Iowa medical facilities have 721 psychiatric inpatient hospital beds. A spot check by the Register last month found that 52 were available statewide.

Amy McCoy, a spokeswoman for the Department of Human Services, said both of the closed mental health facilities had fewer than 25 beds for adults with mental health issues. DHS officials believe the closures have caused limited disruptions in care. But she said the agency has heard from law enforcement with concerns about travel times and cost.

“There were always transportation needs,” McCoy said. “But, that said, we continue to examine where the bed needs are.”

Godar, president of the sheriffs' and deputies’ association, said driving time to place inmates in appropriate mental health facilities sometimes is as long as four hours. That has resulted in extra cost, care delays and loss of law enforcement time that could be focused on other public safety issues, he said.

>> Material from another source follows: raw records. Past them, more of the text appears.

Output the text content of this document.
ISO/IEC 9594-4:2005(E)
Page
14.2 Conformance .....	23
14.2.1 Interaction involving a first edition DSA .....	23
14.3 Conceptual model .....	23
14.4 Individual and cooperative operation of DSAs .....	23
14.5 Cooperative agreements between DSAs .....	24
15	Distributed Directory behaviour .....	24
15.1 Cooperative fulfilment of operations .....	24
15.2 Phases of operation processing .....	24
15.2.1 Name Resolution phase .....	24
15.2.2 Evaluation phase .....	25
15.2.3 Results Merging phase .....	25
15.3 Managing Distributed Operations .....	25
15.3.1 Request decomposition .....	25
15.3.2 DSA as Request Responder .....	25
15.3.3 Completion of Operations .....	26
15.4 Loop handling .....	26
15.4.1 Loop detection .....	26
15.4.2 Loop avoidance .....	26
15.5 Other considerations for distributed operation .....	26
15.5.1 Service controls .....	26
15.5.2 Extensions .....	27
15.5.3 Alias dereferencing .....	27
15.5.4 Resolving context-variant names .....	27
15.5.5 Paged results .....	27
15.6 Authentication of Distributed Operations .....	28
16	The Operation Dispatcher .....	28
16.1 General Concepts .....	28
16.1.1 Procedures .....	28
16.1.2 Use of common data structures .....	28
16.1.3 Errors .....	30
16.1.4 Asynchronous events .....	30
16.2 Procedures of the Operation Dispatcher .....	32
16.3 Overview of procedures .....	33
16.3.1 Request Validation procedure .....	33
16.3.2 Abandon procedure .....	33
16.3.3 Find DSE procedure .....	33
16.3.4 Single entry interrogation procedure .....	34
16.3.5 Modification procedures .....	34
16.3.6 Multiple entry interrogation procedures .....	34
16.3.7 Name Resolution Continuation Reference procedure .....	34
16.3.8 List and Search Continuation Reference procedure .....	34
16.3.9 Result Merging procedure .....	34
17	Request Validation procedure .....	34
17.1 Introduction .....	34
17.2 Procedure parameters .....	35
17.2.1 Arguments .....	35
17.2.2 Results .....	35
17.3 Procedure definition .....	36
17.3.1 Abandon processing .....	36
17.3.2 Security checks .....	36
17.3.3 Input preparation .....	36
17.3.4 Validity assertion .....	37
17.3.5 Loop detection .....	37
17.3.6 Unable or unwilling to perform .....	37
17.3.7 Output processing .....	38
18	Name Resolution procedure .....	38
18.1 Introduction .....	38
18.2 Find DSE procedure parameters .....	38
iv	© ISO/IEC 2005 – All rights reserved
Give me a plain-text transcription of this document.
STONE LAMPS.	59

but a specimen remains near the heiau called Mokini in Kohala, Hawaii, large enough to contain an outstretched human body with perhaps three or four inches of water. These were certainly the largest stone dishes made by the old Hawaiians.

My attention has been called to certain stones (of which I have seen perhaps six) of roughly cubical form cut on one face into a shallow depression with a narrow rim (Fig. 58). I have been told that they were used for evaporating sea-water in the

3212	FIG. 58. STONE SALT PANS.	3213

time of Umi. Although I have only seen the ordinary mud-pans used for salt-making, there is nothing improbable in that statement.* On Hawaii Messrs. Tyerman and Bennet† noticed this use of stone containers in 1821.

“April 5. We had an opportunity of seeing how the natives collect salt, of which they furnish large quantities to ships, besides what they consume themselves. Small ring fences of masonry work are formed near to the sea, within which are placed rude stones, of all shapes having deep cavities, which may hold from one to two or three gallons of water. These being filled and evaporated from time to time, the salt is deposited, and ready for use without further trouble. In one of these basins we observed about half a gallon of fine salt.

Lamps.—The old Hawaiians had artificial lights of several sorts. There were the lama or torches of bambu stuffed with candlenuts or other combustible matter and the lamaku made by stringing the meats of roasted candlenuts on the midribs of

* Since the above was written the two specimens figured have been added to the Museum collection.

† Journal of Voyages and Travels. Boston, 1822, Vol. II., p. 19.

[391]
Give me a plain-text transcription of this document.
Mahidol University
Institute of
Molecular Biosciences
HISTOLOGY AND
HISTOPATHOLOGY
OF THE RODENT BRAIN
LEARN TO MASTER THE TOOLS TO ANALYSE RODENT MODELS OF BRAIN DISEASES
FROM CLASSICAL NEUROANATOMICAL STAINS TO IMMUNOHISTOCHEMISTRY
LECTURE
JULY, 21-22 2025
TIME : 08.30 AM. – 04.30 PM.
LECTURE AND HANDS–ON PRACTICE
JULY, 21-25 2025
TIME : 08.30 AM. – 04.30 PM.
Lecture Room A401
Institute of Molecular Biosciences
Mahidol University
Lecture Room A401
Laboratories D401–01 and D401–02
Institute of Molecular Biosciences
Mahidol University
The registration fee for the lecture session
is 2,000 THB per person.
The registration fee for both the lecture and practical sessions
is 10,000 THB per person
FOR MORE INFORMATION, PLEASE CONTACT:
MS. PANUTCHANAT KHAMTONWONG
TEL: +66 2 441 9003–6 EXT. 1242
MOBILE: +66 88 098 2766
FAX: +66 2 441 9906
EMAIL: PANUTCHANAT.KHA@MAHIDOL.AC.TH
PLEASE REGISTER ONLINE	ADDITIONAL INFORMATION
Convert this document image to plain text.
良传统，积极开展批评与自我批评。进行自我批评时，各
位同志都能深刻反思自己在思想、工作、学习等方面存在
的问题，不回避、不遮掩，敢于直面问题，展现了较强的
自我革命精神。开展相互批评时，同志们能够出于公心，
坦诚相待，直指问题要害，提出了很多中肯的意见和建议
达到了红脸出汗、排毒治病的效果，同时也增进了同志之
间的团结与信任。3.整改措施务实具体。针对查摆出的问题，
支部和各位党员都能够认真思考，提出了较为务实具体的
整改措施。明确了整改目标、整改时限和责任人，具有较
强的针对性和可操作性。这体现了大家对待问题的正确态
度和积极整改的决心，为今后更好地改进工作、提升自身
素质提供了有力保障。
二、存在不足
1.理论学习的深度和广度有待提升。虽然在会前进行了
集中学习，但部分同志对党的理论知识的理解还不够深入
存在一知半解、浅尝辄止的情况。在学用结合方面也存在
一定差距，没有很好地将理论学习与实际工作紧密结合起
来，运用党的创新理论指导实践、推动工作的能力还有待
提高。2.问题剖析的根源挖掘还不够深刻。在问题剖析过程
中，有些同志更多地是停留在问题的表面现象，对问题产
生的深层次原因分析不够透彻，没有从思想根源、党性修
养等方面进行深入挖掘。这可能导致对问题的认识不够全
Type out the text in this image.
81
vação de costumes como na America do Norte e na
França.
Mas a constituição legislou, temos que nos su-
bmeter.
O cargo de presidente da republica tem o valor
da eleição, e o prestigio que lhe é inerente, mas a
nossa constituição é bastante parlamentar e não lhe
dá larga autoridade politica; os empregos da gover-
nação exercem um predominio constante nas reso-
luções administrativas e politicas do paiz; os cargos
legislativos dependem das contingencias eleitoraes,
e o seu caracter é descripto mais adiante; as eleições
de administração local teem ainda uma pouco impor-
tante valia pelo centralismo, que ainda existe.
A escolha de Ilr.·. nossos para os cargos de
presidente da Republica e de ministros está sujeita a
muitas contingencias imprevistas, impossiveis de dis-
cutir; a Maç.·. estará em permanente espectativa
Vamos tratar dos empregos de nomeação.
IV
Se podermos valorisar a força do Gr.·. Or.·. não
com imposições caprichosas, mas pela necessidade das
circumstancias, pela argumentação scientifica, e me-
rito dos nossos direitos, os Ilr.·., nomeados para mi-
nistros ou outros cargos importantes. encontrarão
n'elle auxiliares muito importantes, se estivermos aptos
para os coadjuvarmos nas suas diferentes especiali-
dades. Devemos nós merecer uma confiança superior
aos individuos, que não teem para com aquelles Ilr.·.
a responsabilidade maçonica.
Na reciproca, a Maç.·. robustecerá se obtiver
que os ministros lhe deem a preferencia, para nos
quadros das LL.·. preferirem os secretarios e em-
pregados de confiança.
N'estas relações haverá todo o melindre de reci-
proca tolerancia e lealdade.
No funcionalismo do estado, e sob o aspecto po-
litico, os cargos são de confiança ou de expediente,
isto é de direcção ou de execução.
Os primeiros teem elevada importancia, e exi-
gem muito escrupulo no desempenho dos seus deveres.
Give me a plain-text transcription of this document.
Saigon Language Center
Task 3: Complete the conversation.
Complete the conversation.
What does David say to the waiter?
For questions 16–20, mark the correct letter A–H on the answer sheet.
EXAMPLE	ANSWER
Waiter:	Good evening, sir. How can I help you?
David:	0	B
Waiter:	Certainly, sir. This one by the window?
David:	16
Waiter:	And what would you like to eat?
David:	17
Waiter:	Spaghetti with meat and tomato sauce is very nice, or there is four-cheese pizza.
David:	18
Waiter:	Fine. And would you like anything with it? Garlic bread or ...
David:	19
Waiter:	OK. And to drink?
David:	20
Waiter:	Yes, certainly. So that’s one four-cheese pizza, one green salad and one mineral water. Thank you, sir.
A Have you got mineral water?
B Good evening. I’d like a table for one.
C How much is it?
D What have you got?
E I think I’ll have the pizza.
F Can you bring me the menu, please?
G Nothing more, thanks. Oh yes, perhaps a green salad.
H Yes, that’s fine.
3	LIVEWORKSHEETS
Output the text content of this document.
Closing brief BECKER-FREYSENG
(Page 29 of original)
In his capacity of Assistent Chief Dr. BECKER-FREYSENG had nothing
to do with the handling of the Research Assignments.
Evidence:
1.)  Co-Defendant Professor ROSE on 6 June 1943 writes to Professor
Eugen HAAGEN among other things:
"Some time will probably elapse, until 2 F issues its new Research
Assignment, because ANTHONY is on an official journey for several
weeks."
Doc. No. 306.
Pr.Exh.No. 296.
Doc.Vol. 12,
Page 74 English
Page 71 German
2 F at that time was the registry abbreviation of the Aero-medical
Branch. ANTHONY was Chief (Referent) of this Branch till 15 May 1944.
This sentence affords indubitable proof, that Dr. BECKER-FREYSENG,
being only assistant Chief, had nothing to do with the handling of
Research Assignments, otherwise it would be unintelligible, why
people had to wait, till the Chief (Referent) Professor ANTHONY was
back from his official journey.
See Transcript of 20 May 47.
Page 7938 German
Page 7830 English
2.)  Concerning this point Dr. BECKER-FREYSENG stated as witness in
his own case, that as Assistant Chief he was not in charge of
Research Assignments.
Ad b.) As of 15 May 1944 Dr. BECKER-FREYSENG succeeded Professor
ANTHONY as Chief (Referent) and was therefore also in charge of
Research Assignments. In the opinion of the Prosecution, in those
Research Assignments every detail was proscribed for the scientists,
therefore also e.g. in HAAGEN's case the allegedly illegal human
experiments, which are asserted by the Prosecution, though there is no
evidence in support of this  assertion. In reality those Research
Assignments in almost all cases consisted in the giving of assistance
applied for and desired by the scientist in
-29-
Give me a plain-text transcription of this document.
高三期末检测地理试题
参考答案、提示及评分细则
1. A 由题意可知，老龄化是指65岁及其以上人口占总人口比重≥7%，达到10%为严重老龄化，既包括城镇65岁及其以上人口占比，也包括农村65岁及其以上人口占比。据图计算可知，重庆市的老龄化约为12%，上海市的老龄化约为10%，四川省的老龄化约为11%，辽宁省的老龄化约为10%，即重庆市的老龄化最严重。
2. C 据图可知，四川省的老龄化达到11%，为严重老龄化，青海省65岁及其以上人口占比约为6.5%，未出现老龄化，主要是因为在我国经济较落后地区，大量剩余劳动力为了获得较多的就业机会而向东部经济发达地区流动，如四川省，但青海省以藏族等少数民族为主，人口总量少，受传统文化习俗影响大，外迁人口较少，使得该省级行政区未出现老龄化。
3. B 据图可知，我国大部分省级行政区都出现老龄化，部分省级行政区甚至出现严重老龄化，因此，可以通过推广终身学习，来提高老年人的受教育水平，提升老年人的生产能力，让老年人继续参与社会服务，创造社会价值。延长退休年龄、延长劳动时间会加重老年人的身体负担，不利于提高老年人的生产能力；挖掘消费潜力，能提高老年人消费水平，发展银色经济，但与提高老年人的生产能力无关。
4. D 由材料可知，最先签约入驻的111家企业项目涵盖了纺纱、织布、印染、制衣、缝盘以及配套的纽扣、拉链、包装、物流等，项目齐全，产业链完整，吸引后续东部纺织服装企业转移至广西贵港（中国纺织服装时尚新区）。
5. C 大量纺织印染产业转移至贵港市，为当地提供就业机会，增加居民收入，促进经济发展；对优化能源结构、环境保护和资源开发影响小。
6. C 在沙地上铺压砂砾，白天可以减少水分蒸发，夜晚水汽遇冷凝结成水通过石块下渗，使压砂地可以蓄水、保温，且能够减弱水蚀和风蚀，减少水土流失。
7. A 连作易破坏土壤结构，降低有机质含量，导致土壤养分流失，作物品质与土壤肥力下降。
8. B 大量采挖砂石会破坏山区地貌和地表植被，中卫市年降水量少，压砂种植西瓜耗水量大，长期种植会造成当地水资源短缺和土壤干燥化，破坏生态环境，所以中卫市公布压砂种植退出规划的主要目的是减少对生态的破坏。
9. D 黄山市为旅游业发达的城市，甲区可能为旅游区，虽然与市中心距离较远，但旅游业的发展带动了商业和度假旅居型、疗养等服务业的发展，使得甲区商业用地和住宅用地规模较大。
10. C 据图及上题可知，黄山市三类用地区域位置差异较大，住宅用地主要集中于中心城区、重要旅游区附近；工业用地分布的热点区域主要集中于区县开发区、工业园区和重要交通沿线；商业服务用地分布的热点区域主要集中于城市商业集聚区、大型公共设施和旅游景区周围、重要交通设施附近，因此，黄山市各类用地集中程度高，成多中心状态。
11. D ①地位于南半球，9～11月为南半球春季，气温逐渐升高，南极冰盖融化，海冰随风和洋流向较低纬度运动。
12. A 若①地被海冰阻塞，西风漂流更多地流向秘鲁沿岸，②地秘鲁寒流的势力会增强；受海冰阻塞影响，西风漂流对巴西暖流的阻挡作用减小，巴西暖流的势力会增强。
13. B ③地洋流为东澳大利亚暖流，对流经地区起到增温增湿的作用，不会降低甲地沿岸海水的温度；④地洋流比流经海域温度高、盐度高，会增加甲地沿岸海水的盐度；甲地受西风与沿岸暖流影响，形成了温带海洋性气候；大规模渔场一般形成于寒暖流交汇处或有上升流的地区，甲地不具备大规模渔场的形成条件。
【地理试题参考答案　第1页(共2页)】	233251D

Taylor, the senator, noted examples such as Lee County, where monthly transportation costs have increased by thousands of dollars, which he attributes to the closures.

Taylor acknowledges that the impact can be difficult to assess because dozens of local and county governments are involved. He has said he will ask the state’s Legislative Services Agency to study the matter.

“It’s ridiculous,” Taylor said. “We’re just putting another tax on the taxpayers, but the worse problem is, we’re not getting help for these prisoners, either.”